At monday.com, one of our hidden advantages going into the IPO was our operating structure and efficiency. Our team was already running on live dashboards, which gave us shared visibility into key business metrics. We also built an internal platform called BigBrain, which measures everything from ARR and customer growth to CAC, NDR, sales efficiency, marketing campaign ROI, and more. Focusing relentlessly on unit economics made the transition to public reporting less of a shock and more of a natural evolution.
monday.com has consistently operated with a Rule of 40 mindset, balancing high growth with profitability. In Q1'25, we achieved 30% revenue growth and 39% free cash flow margins — putting us at 69% on the Rule of 40 and placing us among the highest-performing SaaS companies worldwide. Our approach to balancing growth and profitability wasn’t accidental or overnight — far from it. This kind of discipline isn’t just for Wall Street — it’s how you build a company that lasts, rooted in good data.
Public markets are unforgiving if you're unprepared. The way to stay ahead is through data discipline and scenario planning. Forget static forecasting — real-time data visibility is now table stakes. CFOs need to build dynamic models that look out 24, 36, even 48 months. This allows you not only to prepare for uncertainty, but also to lead through it.

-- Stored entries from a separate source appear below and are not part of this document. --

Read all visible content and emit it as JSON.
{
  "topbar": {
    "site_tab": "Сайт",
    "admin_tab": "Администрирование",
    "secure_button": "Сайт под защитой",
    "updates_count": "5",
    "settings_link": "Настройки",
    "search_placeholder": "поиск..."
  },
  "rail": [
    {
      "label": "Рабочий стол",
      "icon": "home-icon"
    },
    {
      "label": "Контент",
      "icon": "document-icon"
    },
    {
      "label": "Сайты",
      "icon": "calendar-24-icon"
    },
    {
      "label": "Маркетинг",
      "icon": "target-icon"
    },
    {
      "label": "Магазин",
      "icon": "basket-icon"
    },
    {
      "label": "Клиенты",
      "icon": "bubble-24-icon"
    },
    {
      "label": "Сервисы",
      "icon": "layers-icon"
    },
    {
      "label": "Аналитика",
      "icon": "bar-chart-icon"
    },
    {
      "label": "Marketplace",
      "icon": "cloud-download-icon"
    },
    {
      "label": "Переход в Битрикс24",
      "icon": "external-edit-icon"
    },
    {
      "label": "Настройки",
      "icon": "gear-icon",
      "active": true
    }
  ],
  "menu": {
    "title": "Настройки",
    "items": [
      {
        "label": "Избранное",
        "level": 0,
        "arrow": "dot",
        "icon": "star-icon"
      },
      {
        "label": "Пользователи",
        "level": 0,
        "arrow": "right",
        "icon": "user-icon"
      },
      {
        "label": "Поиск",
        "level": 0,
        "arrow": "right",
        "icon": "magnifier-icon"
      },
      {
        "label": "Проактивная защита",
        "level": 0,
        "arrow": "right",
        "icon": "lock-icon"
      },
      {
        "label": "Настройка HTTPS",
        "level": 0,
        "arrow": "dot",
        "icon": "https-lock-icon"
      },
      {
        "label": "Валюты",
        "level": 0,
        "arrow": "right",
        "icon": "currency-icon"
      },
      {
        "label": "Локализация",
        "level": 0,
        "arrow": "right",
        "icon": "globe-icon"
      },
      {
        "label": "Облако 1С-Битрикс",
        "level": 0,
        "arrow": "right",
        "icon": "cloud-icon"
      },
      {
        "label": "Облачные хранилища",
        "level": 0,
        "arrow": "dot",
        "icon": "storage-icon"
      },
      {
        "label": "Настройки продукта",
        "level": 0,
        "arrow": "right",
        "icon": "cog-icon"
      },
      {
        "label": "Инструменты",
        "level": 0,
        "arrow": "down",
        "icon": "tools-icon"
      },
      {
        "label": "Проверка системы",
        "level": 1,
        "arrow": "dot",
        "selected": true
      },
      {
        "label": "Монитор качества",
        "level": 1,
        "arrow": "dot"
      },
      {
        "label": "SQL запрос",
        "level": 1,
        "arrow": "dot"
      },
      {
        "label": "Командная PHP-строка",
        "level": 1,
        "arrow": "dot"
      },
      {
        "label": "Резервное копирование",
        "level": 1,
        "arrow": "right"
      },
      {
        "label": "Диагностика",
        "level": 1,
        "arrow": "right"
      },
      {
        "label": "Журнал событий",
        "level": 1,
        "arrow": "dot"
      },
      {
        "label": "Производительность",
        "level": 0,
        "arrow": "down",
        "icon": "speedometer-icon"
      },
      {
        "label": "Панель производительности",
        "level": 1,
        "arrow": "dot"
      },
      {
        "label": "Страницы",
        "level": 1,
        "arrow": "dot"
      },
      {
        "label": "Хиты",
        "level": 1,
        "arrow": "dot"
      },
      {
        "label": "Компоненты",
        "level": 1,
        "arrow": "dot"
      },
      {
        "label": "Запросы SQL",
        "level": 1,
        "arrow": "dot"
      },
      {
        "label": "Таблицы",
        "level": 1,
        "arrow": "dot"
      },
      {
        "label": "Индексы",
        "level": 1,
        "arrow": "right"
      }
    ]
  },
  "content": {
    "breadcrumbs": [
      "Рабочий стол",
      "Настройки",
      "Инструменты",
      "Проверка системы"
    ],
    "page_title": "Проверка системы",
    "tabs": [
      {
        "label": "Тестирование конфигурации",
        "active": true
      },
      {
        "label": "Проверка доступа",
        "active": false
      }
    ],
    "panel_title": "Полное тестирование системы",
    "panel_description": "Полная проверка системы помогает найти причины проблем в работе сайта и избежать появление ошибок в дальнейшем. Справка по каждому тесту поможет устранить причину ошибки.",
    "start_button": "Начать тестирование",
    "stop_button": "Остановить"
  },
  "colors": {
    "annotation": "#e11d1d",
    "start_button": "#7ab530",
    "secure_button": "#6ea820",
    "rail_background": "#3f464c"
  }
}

Personally, I use base, low, and best-case planning — not just for investor presentations, but to drive alignment across the business. I stress-test our assumptions with the executive team so that everyone is rowing in the same direction. Resilience, to me, is not just reacting to data — it’s preparing for what’s coming next.
That said, being data-obsessed and scenario planning don’t work alone. Change is the only constant, and resilience is essential. Market swings, geopolitical conditions, competitive dynamics — they’re always shifting. When things change, absorb the shocks and keep going.
Final Thoughts: The New Rules of Going Public
The days of “growth at all costs” are behind us. In 2025 and beyond, public investors will demand operational excellence, efficient capital allocation, and sustainable margins. CFOs need to be storytellers, strategists, and stewards of long-term value creation — all at once.
Going public is one of the most intense and exhilarating experiences a CFO can go through. It tests everything you know — and forces you to learn even more. But if you prepare with intent, lead with integrity, and operate with discipline, it can also be the most rewarding.
The window is reopening. Be ready when you jump through.
Good insight from Eliran on the roles of CFOs as storytellers and strategic operators. These roles are often lacking in CFOs. Also, the finance resource center looks like a nice addition.